Publié le par Eminescu

T'aimer secrètement fut mon larcin,
Pour être à ton goût, car j'ai cru lire
En tes regards un éternel empire
De rêves voluptueux et assassins

Je n'en peux plus; ma flamme fond la cire
Du vain cachet qui cèle mon dessein;
Aussi veux-je brûler aux flammes de ton sein,
De l'âme qui me sait et me désire.

Mes lèvres et mes yeux de fièvre torturés
Les vois-tu donc, pour m'en guérir, ma reine,
Ma douce enfant aux longs cheveux dorés ?

Tu rafraîchis mon front de ton haleine,
Et ton sourire enivre ma pensée.
Ô viens contre mon coeur... ôte ma peine.

 

 

         Le Romantisme réussit la prouesse de chanter les désirs sans user d'un seul mot déplacé. On ressent ici les envie d'un homme - tout n'est que "flamme", "feu" ou "fièvre", les interrogations, l'invitation finale sont impérieuses  -, une pulsion, dirais-je, qui ne demande qu'à être assouvie; et le poète n'est jamais vulgaire. Il y a du Musset dans la sensualité du vers, dans l'évocation même de la femme aimée, cette "douce enfant aux cheveux dorés". Il y a du Baudelaire dans la noirceur, la cruauté des sentiments; il est question ici de "rêves voluptueux et assassins", de lèvres et d'yeux "de fièvre torturés". Mais Eminescu est plus profond que le premier et possède un goût plus sûr que le second: il ne sombre ni dans la perversion ni dans le sadisme qui accompagnent le poète maudit.

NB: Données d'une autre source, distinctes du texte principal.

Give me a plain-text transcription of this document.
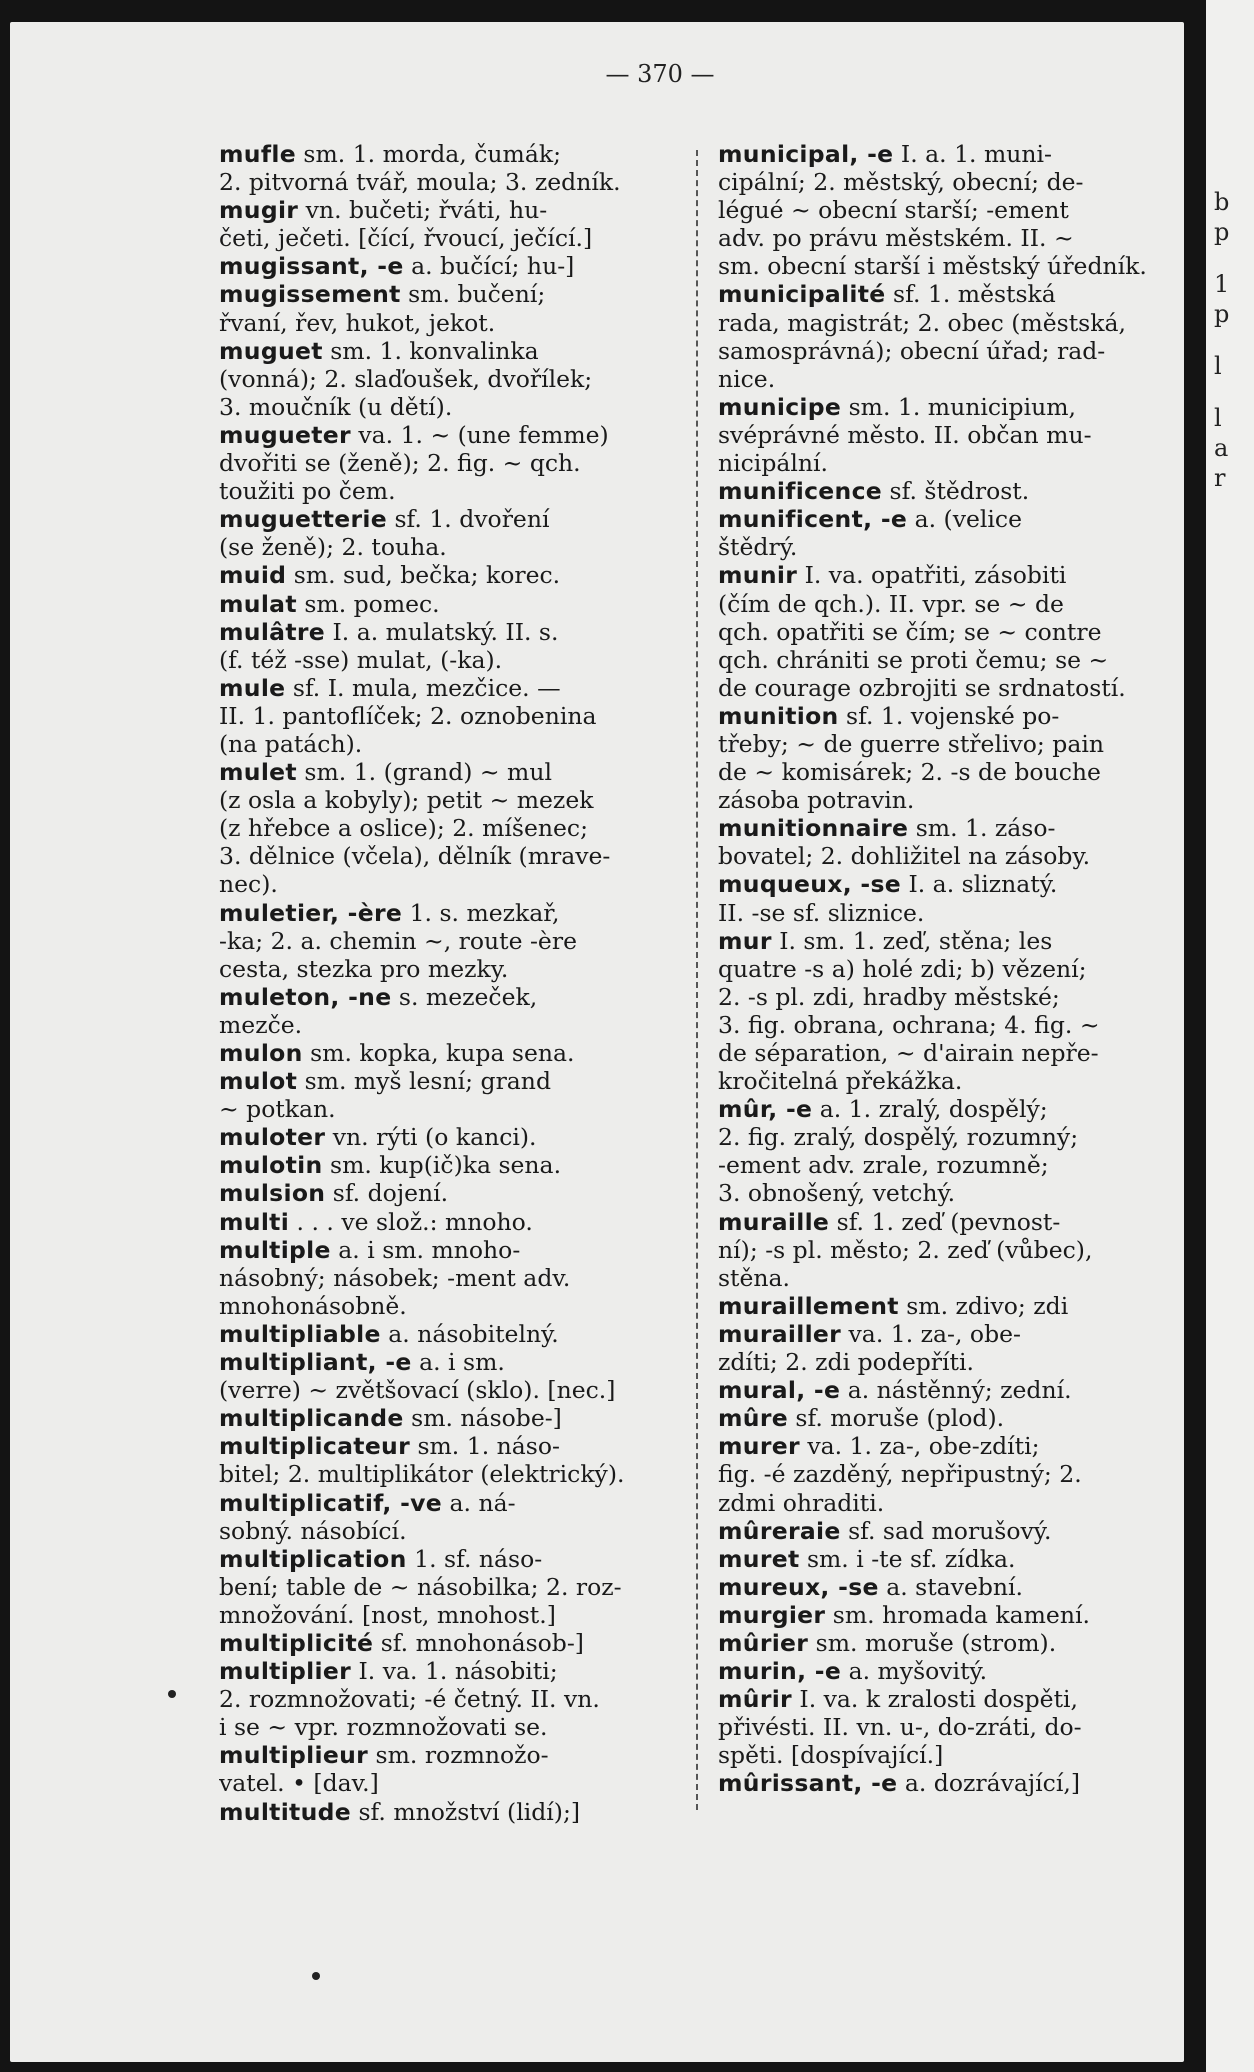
b
p
1
p
l
l
a
r
— 370 —
mufle sm. 1. morda, čumák;
2. pitvorná tvář, moula; 3. zedník.
mugir vn. bučeti; řváti, hu-
četi, ječeti. [čící, řvoucí, ječící.]
mugissant, -e a. bučící; hu-]
mugissement sm. bučení;
řvaní, řev, hukot, jekot.
muguet sm. 1. konvalinka
(vonná); 2. slaďoušek, dvořílek;
3. moučník (u dětí).
mugueter va. 1. ~ (une femme)
dvořiti se (ženě); 2. fig. ~ qch.
toužiti po čem.
muguetterie sf. 1. dvoření
(se ženě); 2. touha.
muid sm. sud, bečka; korec.
mulat sm. pomec.
mulâtre I. a. mulatský. II. s.
(f. též -sse) mulat, (-ka).
mule sf. I. mula, mezčice. —
II. 1. pantoflíček; 2. oznobenina
(na patách).
mulet sm. 1. (grand) ~ mul
(z osla a kobyly); petit ~ mezek
(z hřebce a oslice); 2. míšenec;
3. dělnice (včela), dělník (mrave-
nec).
muletier, -ère 1. s. mezkař,
-ka; 2. a. chemin ~, route -ère
cesta, stezka pro mezky.
muleton, -ne s. mezeček,
mezče.
mulon sm. kopka, kupa sena.
mulot sm. myš lesní; grand
~ potkan.
muloter vn. rýti (o kanci).
mulotin sm. kup(ič)ka sena.
mulsion sf. dojení.
multi . . . ve slož.: mnoho.
multiple a. i sm. mnoho-
násobný; násobek; -ment adv.
mnohonásobně.
multipliable a. násobitelný.
multipliant, -e a. i sm.
(verre) ~ zvětšovací (sklo). [nec.]
multiplicande sm. násobe-]
multiplicateur sm. 1. náso-
bitel; 2. multiplikátor (elektrický).
multiplicatif, -ve a. ná-
sobný. násobící.
multiplication 1. sf. náso-
bení; table de ~ násobilka; 2. roz-
množování. [nost, mnohost.]
multiplicité sf. mnohonásob-]
multiplier I. va. 1. násobiti;
2. rozmnožovati; -é četný. II. vn.
i se ~ vpr. rozmnožovati se.
multiplieur sm. rozmnožo-
vatel. • [dav.]
multitude sf. množství (lidí);]
municipal, -e I. a. 1. muni-
cipální; 2. městský, obecní; de-
légué ~ obecní starší; -ement
adv. po právu městském. II. ~
sm. obecní starší i městský úředník.
municipalité sf. 1. městská
rada, magistrát; 2. obec (městská,
samosprávná); obecní úřad; rad-
nice.
municipe sm. 1. municipium,
svéprávné město. II. občan mu-
nicipální.
munificence sf. štědrost.
munificent, -e a. (velice
štědrý.
munir I. va. opatřiti, zásobiti
(čím de qch.). II. vpr. se ~ de
qch. opatřiti se čím; se ~ contre
qch. chrániti se proti čemu; se ~
de courage ozbrojiti se srdnatostí.
munition sf. 1. vojenské po-
třeby; ~ de guerre střelivo; pain
de ~ komisárek; 2. -s de bouche
zásoba potravin.
munitionnaire sm. 1. záso-
bovatel; 2. dohližitel na zásoby.
muqueux, -se I. a. sliznatý.
II. -se sf. sliznice.
mur I. sm. 1. zeď, stěna; les
quatre -s a) holé zdi; b) vězení;
2. -s pl. zdi, hradby městské;
3. fig. obrana, ochrana; 4. fig. ~
de séparation, ~ d'airain nepře-
kročitelná překážka.
mûr, -e a. 1. zralý, dospělý;
2. fig. zralý, dospělý, rozumný;
-ement adv. zrale, rozumně;
3. obnošený, vetchý.
muraille sf. 1. zeď (pevnost-
ní); -s pl. město; 2. zeď (vůbec),
stěna.
muraillement sm. zdivo; zdi
murailler va. 1. za-, obe-
zdíti; 2. zdi podepříti.
mural, -e a. nástěnný; zední.
mûre sf. moruše (plod).
murer va. 1. za-, obe-zdíti;
fig. -é zazděný, nepřipustný; 2.
zdmi ohraditi.
mûreraie sf. sad morušový.
muret sm. i -te sf. zídka.
mureux, -se a. stavební.
murgier sm. hromada kamení.
mûrier sm. moruše (strom).
murin, -e a. myšovitý.
mûrir I. va. k zralosti dospěti,
přivésti. II. vn. u-, do-zráti, do-
spěti. [dospívající.]
mûrissant, -e a. dozrávající,]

         Mais il pourrait surtout faire réfléchir les auteurs et cinéastes d'aujourd'hui et leur inspirer la nostalgie d'une époque révolue. Nos contemporains s'ingénient à raconter ou représenter des histoires d'amour dont le klimax est toujours une partie de jambes en l'air. Le plaisir charnel à son proxysme, l'orgasme, résume toute notre transcendance. L'image qui nous vient à l'esprit, quand on veut illustrer cette esthétique, c'est cette scène du Titanic où Jack se fait Rose derrière les vitres embuées d'une calèche. Vulgaire, voire ridicule. Les poètes romantiques faisaient tenir le moment fort de leur oeuvre dans la pureté d'un sentiment qui précède une union, union qui n'aura jamais lieu, qui comme ici n'est pas exprimée. On est en-deçà de tous rapports charnels. Mais on a voulu, afin de choquer le bourgeois, donner dans la subversion - et autres foutaises -, approcher de cet instant fatidique où l'idéalisation s'évanouit; on en est arrivé à la révolution sexuelle et tout a gravité autour de l'étreinte et des parties génitales. La poésie avait vécu.

        Ainsi on ne peut que ce plonger avec délice en cette fin du XIXe siècle, dans ce Romantisme mourant du grand Mihai, et profiter de ses évocations d'un désir suggéré.